L’étrangère était une femme.

Bien sûr, il avait déjà créé des millions de femmes qui peuplaient quelques-uns de ses mondes, en compagnie d'hommes et d'animaux tout aussi nombreux, mais ce n'était pas le cas de celle qui venait de faire subitement irruption dans l'univers. Il savait où elle était, ce qu'elle faisait, mais il ne savait pas ce qu'elle pensait, ni d'où elle venait. Elle était en train de faire quelques pas dans la grande salle de son temple principal, sur Terre. Il jeta un rapide et amer coup d'œil sur ses deux magnifiques lunes et pensa que l'intruse allait regretter d'avoir ajourné son spectacle.

Il se téléporta dans son temple, devant elle, et aboya :

 

―Qui êtes-vous et d'où venez-vous ?

 

La voix forte et grave avait subitement tiré Cilia Spark de sa contemplation des majestueuses voûtes du temple. L'homme avait surgi de nulle part et semblait avoir délibérément voulu la faire sursauter. Elle l’observa attentivement, le temps de se remettre de sa surprise. Il était très grand, presque deux mètres, et doté d'une musculature proéminente. Son visage très harmonieux et sans âge transpirait le mépris et l'amertume. Ses longs cheveux noirs de jais encadraient une barbe grossièrement taillée qui lui mangeait la bouche et les joues. Elle s'avança vers lui, tendant la main droite :

 

―Je suis le docteur Spark. Vous pouvez m'appeler Cilia. Je viens d'un centre de recherche de Paris.

 

Cilia proposait toujours sa main droite, attendant que l'homme daigne la lui serrer, mais manifestement il était encore trop tôt. Elle croisa les bras. Il leva le menton et arbora un rictus hautain :

 

―Vous êtes apparue subitement dans mon temple, comme si vous vous y étiez téléportée. Je vous ai vue, je vois tout.
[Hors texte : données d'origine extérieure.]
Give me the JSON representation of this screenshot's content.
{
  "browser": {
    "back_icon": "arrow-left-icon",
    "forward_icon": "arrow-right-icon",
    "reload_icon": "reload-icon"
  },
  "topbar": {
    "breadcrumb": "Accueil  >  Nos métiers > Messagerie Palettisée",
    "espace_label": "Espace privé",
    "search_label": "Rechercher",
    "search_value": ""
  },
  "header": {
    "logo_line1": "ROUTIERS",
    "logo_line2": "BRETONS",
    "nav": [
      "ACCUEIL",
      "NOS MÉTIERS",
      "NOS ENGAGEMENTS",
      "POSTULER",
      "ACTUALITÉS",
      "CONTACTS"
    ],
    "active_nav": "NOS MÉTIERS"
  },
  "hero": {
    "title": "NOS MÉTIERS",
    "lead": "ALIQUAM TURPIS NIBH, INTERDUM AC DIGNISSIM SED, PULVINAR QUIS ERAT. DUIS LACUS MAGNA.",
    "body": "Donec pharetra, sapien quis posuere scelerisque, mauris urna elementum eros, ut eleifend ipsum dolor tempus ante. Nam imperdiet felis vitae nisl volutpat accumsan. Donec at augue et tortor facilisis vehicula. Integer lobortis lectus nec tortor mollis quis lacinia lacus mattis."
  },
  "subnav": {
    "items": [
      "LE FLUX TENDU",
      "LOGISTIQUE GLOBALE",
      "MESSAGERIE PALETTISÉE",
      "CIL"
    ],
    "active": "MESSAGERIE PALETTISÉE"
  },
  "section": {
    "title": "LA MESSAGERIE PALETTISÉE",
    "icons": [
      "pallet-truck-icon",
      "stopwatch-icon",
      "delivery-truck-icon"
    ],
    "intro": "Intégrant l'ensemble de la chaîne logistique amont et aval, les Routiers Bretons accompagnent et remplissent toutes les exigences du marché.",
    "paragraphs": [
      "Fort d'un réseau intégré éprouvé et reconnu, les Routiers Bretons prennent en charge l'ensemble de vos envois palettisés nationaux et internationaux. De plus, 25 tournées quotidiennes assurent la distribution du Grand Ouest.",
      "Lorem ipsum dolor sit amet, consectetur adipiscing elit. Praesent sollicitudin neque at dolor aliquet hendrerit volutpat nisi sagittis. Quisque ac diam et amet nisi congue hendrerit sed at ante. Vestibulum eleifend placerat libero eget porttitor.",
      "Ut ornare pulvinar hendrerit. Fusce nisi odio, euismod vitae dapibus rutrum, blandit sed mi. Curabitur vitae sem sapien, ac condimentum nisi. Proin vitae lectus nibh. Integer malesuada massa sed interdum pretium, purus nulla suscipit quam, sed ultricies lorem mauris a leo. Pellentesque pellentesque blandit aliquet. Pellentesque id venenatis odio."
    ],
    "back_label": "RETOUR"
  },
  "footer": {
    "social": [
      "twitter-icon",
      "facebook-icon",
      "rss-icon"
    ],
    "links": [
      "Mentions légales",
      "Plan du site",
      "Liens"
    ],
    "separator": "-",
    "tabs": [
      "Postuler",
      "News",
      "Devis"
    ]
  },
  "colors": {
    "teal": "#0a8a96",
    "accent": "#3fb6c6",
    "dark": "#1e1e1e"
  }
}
―On ne peut rien vous cacher.

―Alors dites-moi la vérité. Quel dernier endroit avait vous quitté pour vous rendre ici chez moi en vous téléportant ?

―Je ne vous ai pas menti. Avant d'apparaître chez vous, j'étais dans le centre de recherche dans lequel je travaille, à Paris.

―Comment se fait-il que vous soyez la seule chose de l'univers que je n'ai pas créée ? Qui vous a envoyée ? Surtout, que venez-vous faire ici ?

 

Le ton de l'homme montait d'un cran. Cilia voyait le barbu s’empourprer, ses bras s’agiter. Elle leva les mains en signe de paix :

 

―Ecoutez, je sens bien que ma présence ici vous perturbe beaucoup, mais essayez de vous calmer. Vous ne m'avez pas créée car je viens d'un univers différent du vôtre. J'ai été envoyée par une personne que vous connaissez, qui souhaite vous revoir, et qui m’a demandé mon aide pour que je vous ramène à elle.

 

L'homme ouvrit des yeux ronds. Pendant un instant, Cilia lut dans son regard un éphémère signe de doute. Il ouvrit la bouche pour parler, mais se ravisa. Il semblait déstabilisé. Cilia se demanda si elle allait réussir sa mission dans ces conditions. Les sourcils de l'homme se froncèrent et il reprit enfin la parole :

 

―Vous parlez d'une personne de votre univers ? Comment pourrais-je connaître quelqu’un dans un endroit que je ne connais pas ? J’ignorais complètement qu’il existait d’autres univers ! Vous faites forcément erreur !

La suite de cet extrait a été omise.